The European Union’s plan to phase out Russian gas by 2027 hinged on traceability, and that may be its weakest point, experts and officials told Brussels Signal.
The roadmap unveiled on May 6 banned both “spot” and “long-term” Russian gas imports, including a prohibition on signing new contracts.
Its enforcement, though, depended on the ability to trace the origin of the gas, and both market actors and some national governments could obstruct that effort, observers said.
“The roadmap lays out plans to ban any long-term contracts being signed as well as imports under current spot or long-term deals,” Aura Sabadus, an energy expert at the London-based commodity market specialists ICIS, told Brussels Signal on May 7.
“However, the biggest question is how they will be enforcing it.” Companies have been “very creative in finding ways to hide the origin of the gas”, she said, referring to practices such as rebranding Russian product or blending it with other sources in large portfolios.
Sabadus noted that many of the firms still taking Russian gas — or facilitating its transit — operated in member states with Kremlin-friendly governments. “Will these governments be keen to comply and enforce EU rules that might damage Russian interests?” she said.
A spokesperson for the president of Belgian political party Les Engagés, Yvan Verougstraete, an MEP closely involved in energy sanctions discussions, called for full backing from all member states.
“Although these measures are formally adopted by qualified majority under Article 215 of the TFEU [Treaty on the Functioning of the European Union], in practice, unanimity sends a stronger political signal,” the spokesperson confirmed on May 7.
“More specifically, Hungary, Slovakia and the Czech Republic have expressed reservations due to their heavy dependence on Russian oil transported by pipeline,” he told Brussels Signal.

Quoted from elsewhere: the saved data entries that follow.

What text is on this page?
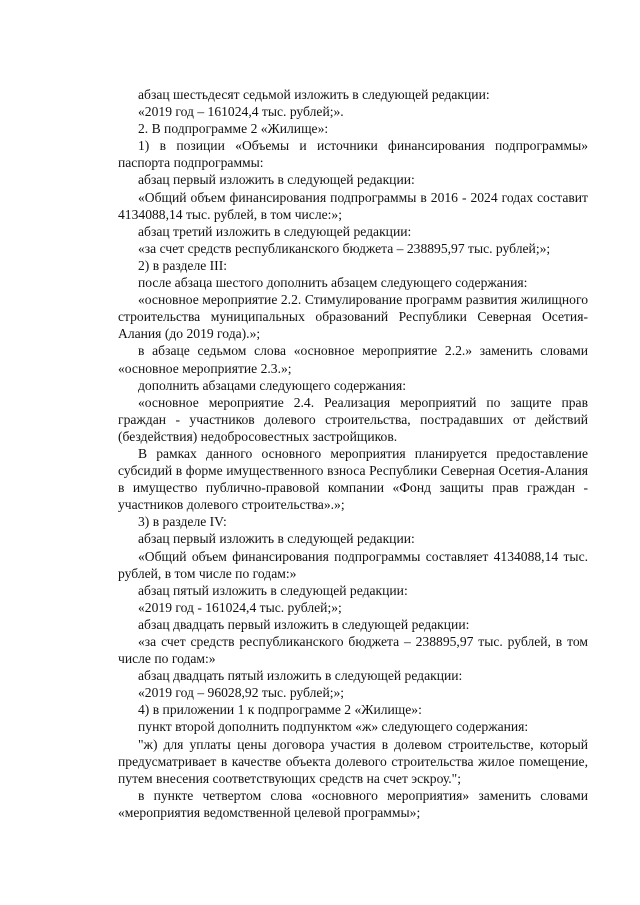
абзац шестьдесят седьмой изложить в следующей редакции:

«2019 год – 161024,4 тыс. рублей;».

2. В подпрограмме 2 «Жилище»:

1) в позиции «Объемы и источники финансирования подпрограммы» паспорта подпрограммы:

абзац первый изложить в следующей редакции:

«Общий объем финансирования подпрограммы в 2016 - 2024 годах составит 4134088,14 тыс. рублей, в том числе:»;

абзац третий изложить в следующей редакции:

«за счет средств республиканского бюджета – 238895,97 тыс. рублей;»;

2) в разделе III:

после абзаца шестого дополнить абзацем следующего содержания:

«основное мероприятие 2.2. Стимулирование программ развития жилищного строительства муниципальных образований Республики Северная Осетия-Алания (до 2019 года).»;

в абзаце седьмом слова «основное мероприятие 2.2.» заменить словами «основное мероприятие 2.3.»;

дополнить абзацами следующего содержания:

«основное мероприятие 2.4. Реализация мероприятий по защите прав граждан - участников долевого строительства, пострадавших от действий (бездействия) недобросовестных застройщиков.

В рамках данного основного мероприятия планируется предоставление субсидий в форме имущественного взноса Республики Северная Осетия-Алания в имущество публично-правовой компании «Фонд защиты прав граждан - участников долевого строительства».»;

3) в разделе IV:

абзац первый изложить в следующей редакции:

«Общий объем финансирования подпрограммы составляет 4134088,14 тыс. рублей, в том числе по годам:»

абзац пятый изложить в следующей редакции:

«2019 год - 161024,4 тыс. рублей;»;

абзац двадцать первый изложить в следующей редакции:

«за счет средств республиканского бюджета – 238895,97 тыс. рублей, в том числе по годам:»

абзац двадцать пятый изложить в следующей редакции:

«2019 год – 96028,92 тыс. рублей;»;

4) в приложении 1 к подпрограмме 2 «Жилище»:

пункт второй дополнить подпунктом «ж» следующего содержания:

"ж) для уплаты цены договора участия в долевом строительстве, который предусматривает в качестве объекта долевого строительства жилое помещение, путем внесения соответствующих средств на счет эскроу.";

в пункте четвертом слова «основного мероприятия» заменить словами «мероприятия ведомственной целевой программы»;
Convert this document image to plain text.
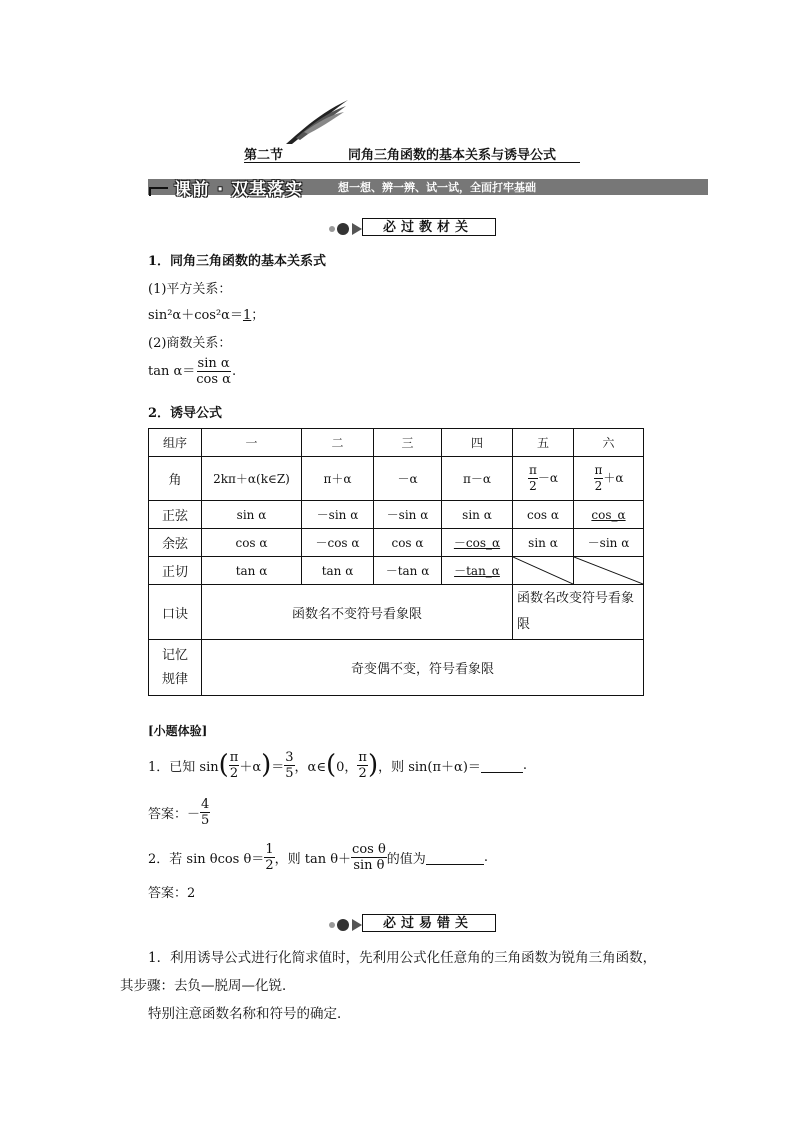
第二节	同角三角函数的基本关系与诱导公式
课前 · 双基落实	想一想、辨一辨、试一试，全面打牢基础
必过教材关
1．同角三角函数的基本关系式
(1)平方关系：
sin²α＋cos²α＝1；
(2)商数关系：
$\tan \alpha= \frac{\text{sin α}}{\text{cos α}}$ .
2．诱导公式
组序	一	二	三	四	五	六
角	2kπ＋α(k∈Z)	π＋α	－α	π－α	$\frac{\pi}{2} -\alpha$	$\frac{\pi}{2} +\alpha$
正弦	sin α	－sin α	－sin α	sin α	cos α	cos_α
余弦	cos α	－cos α	cos α	－cos_α	sin α	－sin α
正切	tan α	tan α	－tan α	－tan_α	

口诀	函数名不变符号看象限				函数名改变符号看象限	
记忆
规律	奇变偶不变，符号看象限					
[小题体验]
1．已知 sin ( $\frac{\pi}{2} +\alpha$ ) ＝ $\frac{3}{5}$ ，α∈ ( 0， $\frac{\pi}{2}$ ) ，则 sin(π＋α)＝	.
答案：－ $\frac{4}{5}$
2．若 sin θcos $\theta= \frac{1}{2}$ ，则 $\tan \theta+ \frac{\text{cos θ}}{\text{sin θ}}$ 的值为	.
答案：2
必过易错关
1．利用诱导公式进行化简求值时，先利用公式化任意角的三角函数为锐角三角函数，
其步骤：去负—脱周—化锐．
特别注意函数名称和符号的确定．
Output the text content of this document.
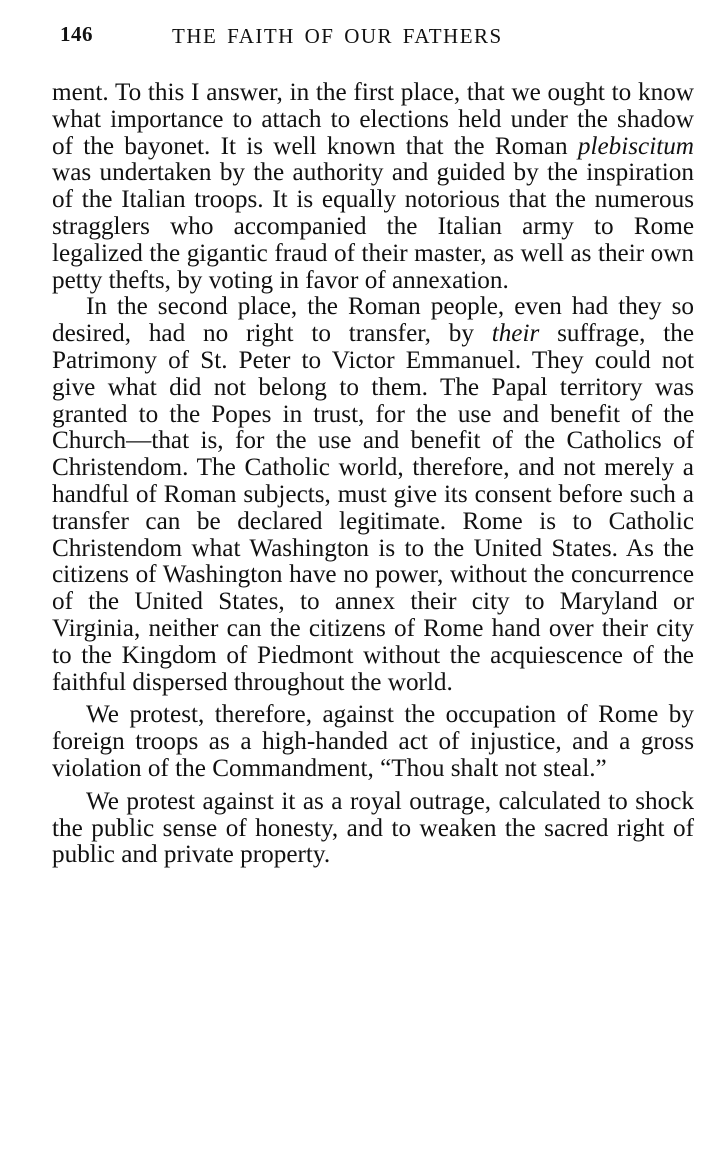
146	THE FAITH OF OUR FATHERS

ment. To this I answer, in the first place, that we ought to know what importance to attach to elections held under the shadow of the bayonet. It is well known that the Roman plebiscitum was undertaken by the authority and guided by the inspiration of the Italian troops. It is equally notorious that the numerous stragglers who accompanied the Italian army to Rome legalized the gigantic fraud of their master, as well as their own petty thefts, by voting in favor of annexation.

In the second place, the Roman people, even had they so desired, had no right to transfer, by their suffrage, the Patrimony of St. Peter to Victor Emmanuel. They could not give what did not belong to them. The Papal territory was granted to the Popes in trust, for the use and benefit of the Church—that is, for the use and benefit of the Catholics of Christendom. The Catholic world, therefore, and not merely a handful of Roman subjects, must give its consent before such a transfer can be declared legitimate. Rome is to Catholic Christendom what Washington is to the United States. As the citizens of Washington have no power, without the concurrence of the United States, to annex their city to Maryland or Virginia, neither can the citizens of Rome hand over their city to the Kingdom of Piedmont without the acquiescence of the faithful dispersed throughout the world.

We protest, therefore, against the occupation of Rome by foreign troops as a high-handed act of injustice, and a gross violation of the Commandment, “Thou shalt not steal.”

We protest against it as a royal outrage, calculated to shock the public sense of honesty, and to weaken the sacred right of public and private property.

In the 2022 oil embargo, both countries, along with the Czech Republic, secured pipeline exemptions after weeks of negotiations. “Their position revealed the complexity of EU energy decisions, which must reconcile different national dependencies to maintain unity,” the spokesperson added.
In a speech unveiling the new roadmap, European Commissioner for Energy and Housing Dan Jørgensen said the bloc had made major progress since 2022.
Russian coal has already been phased out, oil imports dropped from 26 per cent to 3 per cent and gas dependency from 45 per cent to 14 per cent, he said.
Still, the EC has confirmed the EU still paid €23 billion for Russian gas in 2024. “This has to stop,” Jørgensen said.
To address enforcement concerns, the EC said it wanted to boost transparency on gas import contracts and increase reporting obligations for companies.
Sabadus warned, though, that “as long as there’s a commercial incentive and no credible tracking mechanism, traceability will remain a grey zone”.
Eurostat data released on May 6 and 7 showed Russian gas deliveries to the EU fell by 84 per cent between 2021 and 2024 but Russia remained the EU’s third-largest supplier in the first quarter of 2025, after the US and Norway.
According to the data, pipeline imports were replaced mainly by LNG, including re-exports of Russian the gas from third countries.
In 2024, the EU imported 40.5 million tonnes of LNG, mainly from the US (22.3 million tonnes), followed by Russia (6.6 million tonnes), Qatar (5.8 million tonnes) and Algeria (2.5 million tonnes)
“More LNG supply is expected to come online from the US, Qatar and Africa,” Sabadus continued, “which may ease price volatility and reduce Europe’s exposure to geopolitical disruptions.”
She warned, though, that prices would remain sensitive “as the global geopolitical scene itself is becoming more volatile”.
The EU’s RePowerEU roadmap outlined a gradual transition away from Russian supply to mitigate economic disruptions in more exposed member states.
Yet, as Verougstraete’s spokesperson pointed out: “Resistance doesn’t have to be formal. It can come through weak enforcement or lack of political will.”